The merchant, a wiry old man, Bash could tell was Upload even without checking the metadata. The nervous dart of his eyes, the sweat beading along his hairline, the subtle tremor in his hands as he noticed Bash lingering over the stave.
The man cleared his throat. “Ah, you’ve got a good eye. That’s a relic. Ancient. Worth more than most kingdoms.”
Bash flipped the stave in his hand, pretending to inspect it. The runes shimmered faintly, still alive. “Relic, huh? Looks more like a firewood stick that got lost in a bad LARP.”
The old man bristled. “Five thousand gold.”
Luis who was standing nearby nearly choked. “Five thousand?! For that junk?! I could buy an inn, stock it with ale, and bribe a bard to write me into every drinking song for that kind of money.”
Bash only smirked, leaning on the counter. “Tell you what. You’ve had this thing rotting in your corner for, what, years? Dust on it is thicker than my old college textbooks. No one’s buying. No one will. But I’ll do you a favor. I’ll take it off your hands before it really turns into firewood. One thousand.”
The man gaped, scandalized. “A thousand? That doesn’t even cover my cost!”
Bash shrugged. “That’s my offer. One thousand, or it’s back to gathering dust.”
The merchant sputtered, tried to counter, then sagged with the weight of someone who knew he was beaten. “...Two thousand. Final.”
Bash extended his hand before the man could reconsider. “Deal.”
The merchant slumped in defeat, muttering curses about daylight robbery, while Bash made a hasty exit with what amounted to a digital nuke.
Outside, Luis sidled closer, eyes wide. “That was basically everything we had. We are broke now!”
Bash twirled the stave with mock flourish. “Correction: Not broke, invested in being poor. Think of it as... diversifying our poverty portfolio.”
When Bash and Luis returned to the inn, the sun was already dipping low, and the shopkeepers were packing up their stalls.
Patrick had secured a table with food and drinks. Nora sat, slowly circling her spoon in a bowl of soup. Her hair was clean, and now it perfectly outlined her striking face. As Bash sat down, he found himself staring, unable to help himself.
Then he met Nora’s eyes as she looked up at him, sharp and cold. “It’s not polite to stare.”
A straightforward rebuke that cut through him worse than when he lost his arm.
Bash’s mouth worked, and he managed a strangled, “Uh... just admiring the... uh... texture quality.”
Luis kicked him in the shin under the table.
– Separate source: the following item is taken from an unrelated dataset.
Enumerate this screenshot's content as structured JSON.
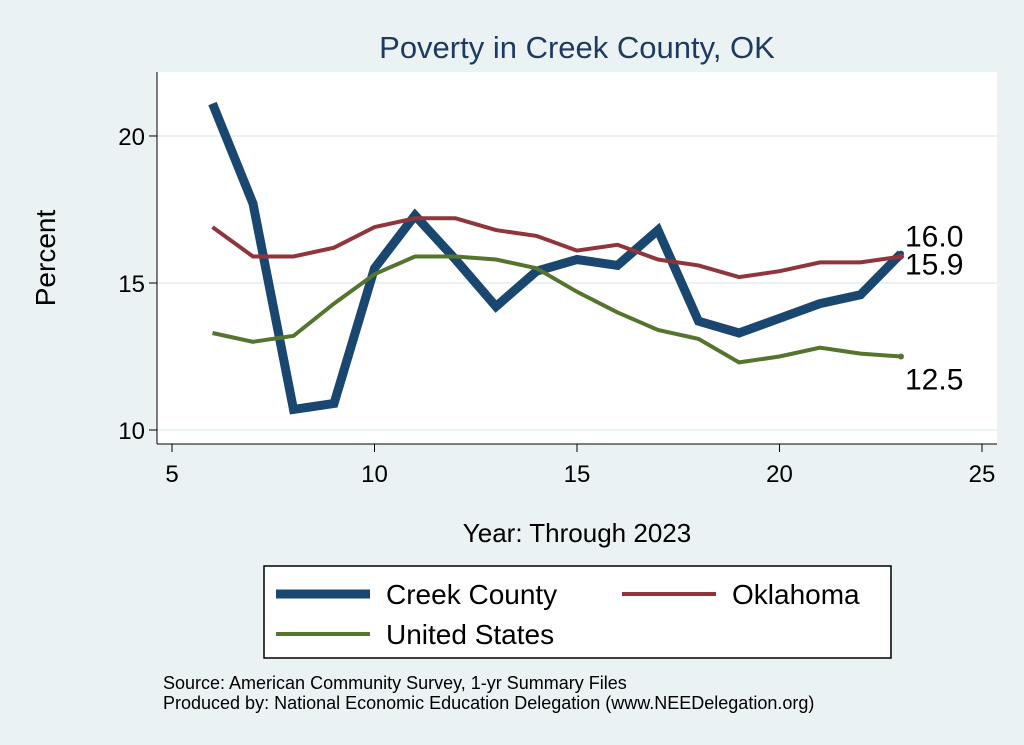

Bash coughed into his drink and tried to look anywhere else.
Patrick cleared his throat loudly. “I’ve arranged an audience with the captain of the guard in the Keep. Count Richard’s quarters are in the opposite wing. But no mistakes. If anyone hears what we’re planning...” He didn’t finish the sentence. He didn’t need to.
Bash cleared his throat, forcing a crooked grin to cover the sting of Nora’s words. “Count Richard, huh? What’s he count? Chocolate bars? Coins? Maybe sheep? Count Chocolate the Third?”
Luis snorted beer through his nose, choking on his laugh.
Patrick glared, shushing Bash with a warning look.
They ate quietly from that point, stew and bread, washed down with weak ale. When the bowls were scraped clean, Patrick stood. “Time to turn in.”
Once upstairs, Nora paused in the hallway, one hand on the doorframe, the other holding the bag of armor and clothes Bash and Luis had purchased for her earlier. Avoiding eye contact, she spoke quietly, “Thanks for the gear.”
Bash blinked. For her, that was basically a sonnet. He almost made another joke, but something in her posture always kept him quiet. He just gave a small nod in reply.
Her door shut with a soft click.
Luis clapped him on the shoulder. “Come on, friend. Get some rest. Tomorrow’s going to be a long day.”